Ореста замолкает и сидит задумавшись.
— И что же Мария? Так и не вернулась? — я вопросительно смотрю в грустные черные глаза.
— Нет, — качает головой Ореста. — Конечно нет. Уж если кто в мир уйдет, разве он оттуда вернется сюда? — Она говорит это так, как будто за этим ответом многие часы и ее собственных раздумий.
Осматриваюсь в келье. Сквозь узкое оконце падает скупой свет. Обшарпанные стены. Облупленные половицы. Старенький колченогий стол, две табуретки, икона с неугасимой лампадкой в углу. Жесткая деревянная скамейка для спанья перегорожена посередине, совсем как на вокзале в зале ожидания. Впрочем, разве для тех, кто спит на этой скамье, вся земная жизнь не есть лишь временное прибежище, недолгая остановка перед отправкой на вечное местожительство?
Но, в отличие от железнодорожной станции, сюда не долетают ни свистки паровозов, ни говор людей, ни веселая сутолока…
В келье нет зеркала, — не положено любоваться собой — «тешить беса» рабе божьей. Но к чему Оресте зеркало?

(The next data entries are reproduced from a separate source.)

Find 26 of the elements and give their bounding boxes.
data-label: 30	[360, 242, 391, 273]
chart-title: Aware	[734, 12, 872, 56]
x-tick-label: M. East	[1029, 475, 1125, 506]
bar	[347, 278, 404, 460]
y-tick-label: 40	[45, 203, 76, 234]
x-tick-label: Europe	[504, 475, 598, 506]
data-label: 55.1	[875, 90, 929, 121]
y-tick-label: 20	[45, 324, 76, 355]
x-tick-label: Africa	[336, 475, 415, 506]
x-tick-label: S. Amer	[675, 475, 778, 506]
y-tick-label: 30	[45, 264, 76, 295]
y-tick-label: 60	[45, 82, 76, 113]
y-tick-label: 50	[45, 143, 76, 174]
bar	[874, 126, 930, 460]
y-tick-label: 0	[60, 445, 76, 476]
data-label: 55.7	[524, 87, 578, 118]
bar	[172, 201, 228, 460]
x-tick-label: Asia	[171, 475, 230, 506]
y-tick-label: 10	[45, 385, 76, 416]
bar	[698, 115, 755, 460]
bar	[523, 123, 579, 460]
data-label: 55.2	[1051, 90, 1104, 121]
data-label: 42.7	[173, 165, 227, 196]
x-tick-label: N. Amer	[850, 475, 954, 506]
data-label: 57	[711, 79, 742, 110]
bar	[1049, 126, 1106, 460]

Она и без него знает, как состарили ее эти мрачные стены и долгие бессонные ночи.
Да, в монастыре особенно страшны ночи. Все, что днем притаилось, что при свете дня удается забыть, отодвинуть в глубину памяти, — все это оживает, как только потухнет свет. Даже кусты за окном выглядят печальными монашками в черных рясах. Как в молитвенном экстазе раскачиваются они на ветру, умоляя о чем-то. А над ними символом неотвратимо нависшей смерти высится, подобно мертвецу-великану, окутанная белым саваном громада колокольни. И ее мертвый язык зловеще раскачивается в черном проеме огромного зияющего рта…

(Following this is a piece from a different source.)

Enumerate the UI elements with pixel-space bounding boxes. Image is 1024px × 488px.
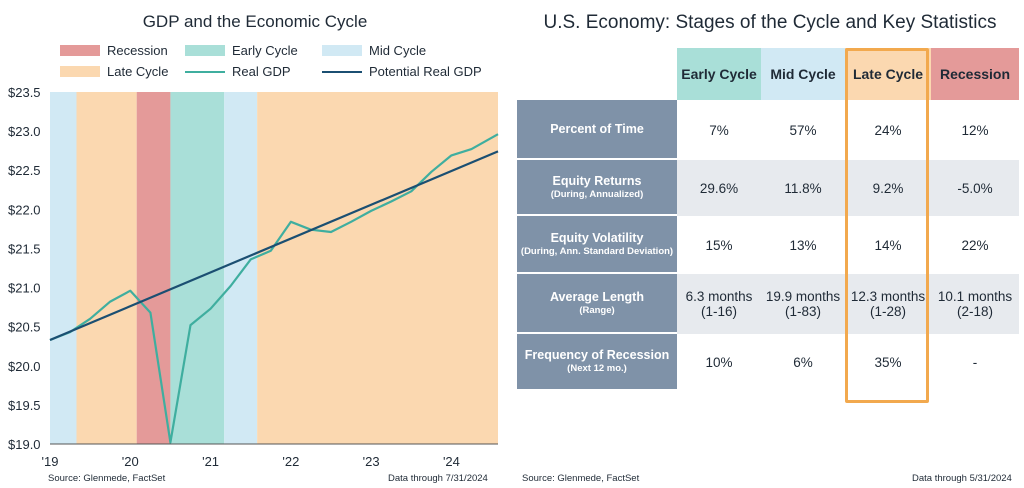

Ореста лежит с широко раскрытыми глазами, и видения обступают ее со всех сторон. Кто эта печальная женщина с таким добрым и таким знакомым лицом? Ореста всматривается в угол. Да это же мама! Вот она зовет ее: «Лидочка! Дочка моя милая! Не ходи ты в монастырь! Не губи ты свою молодость! А куда ты младшеньку-то девала? Где она, моя певунья-птичка?» Ореста дрожит, мечется по лавке.
«Иди в обитель бога, дочь моя! Гони от себя греховные мысли!» — слышится ей другой голос. Ореста никак не может припомнить, кому он принадлежит. Ах, да это же отец Александр, тот самый, что уговорил ее стать монашкой…
«Ты должна внести эти деньги, ты должна внести их, Гриднева, иначе пеняй на себя». А это еще кто? Да это же директор торга…
Ореста вскакивает. Рухнув на колени, бьется головой о стертые от поклонов половицы.
— Спаси, господи! Наставь, господи! — до самого утра не замолкает ее отчаянный вопль…
Утром на Оресту больно смотреть — на изжелта-бледном лице залегли под глазами темные круги.
— А вы не пробовали читать? Может, чтение отвлекло бы, рассеяло? — осторожно спрашиваю я.
Ореста невесело усмехается:
— Пробовала. Вон она, моя библиотека.
В Орестиной библиотеке всего две книжки: толстая — библия и совсем тоненькая — «Жизнеописание девицы Мелании, затворницы Елецкого Знаменского, на Каменной горе, девичьего монастыря». Любопытно, о чем здесь пишется.
Читаю и убеждаюсь, что такое чтение выбрано для Оресты не без умысла. Дело в том, что рассказанная в книжице история имеет поразительное сходство с ее историей. И что, по-видимому, еще важнее — должна иметь и сходный конец.
Жила-была на свете девица Мелания. Она была молода и хороша собой. Правда, Мелания была купеческой дочерью, в приданое за которой шла отцовская лавка. В этом, пожалуй, и вся разница. Мелания явилась в монастырь не одна, а тоже прихватив с собой сестру. Правда, купеческие дочери не были обучены грамоте. И поэтому они попросили у монастырского священника обучить их хотя бы азам: «А то ведь и молитва не молитва, а так — отсебятина». — «Да на что вам учиться по книгам? — изумился отец Тихон. — Вас благодать божия свыше научит…»
«Так и сбылось, — утверждает автор, — неграмотные, они знали все нужное ко спасению душ и, к удивлению, часто выражали словами святого писания то, чему научились от бога…»
…Ореста и Мардария не только умели читать и писать — они прошли разные предметы в объеме полной средней школы. Их потянуло к чтению — книга могла скрасить унылое монастырское житье.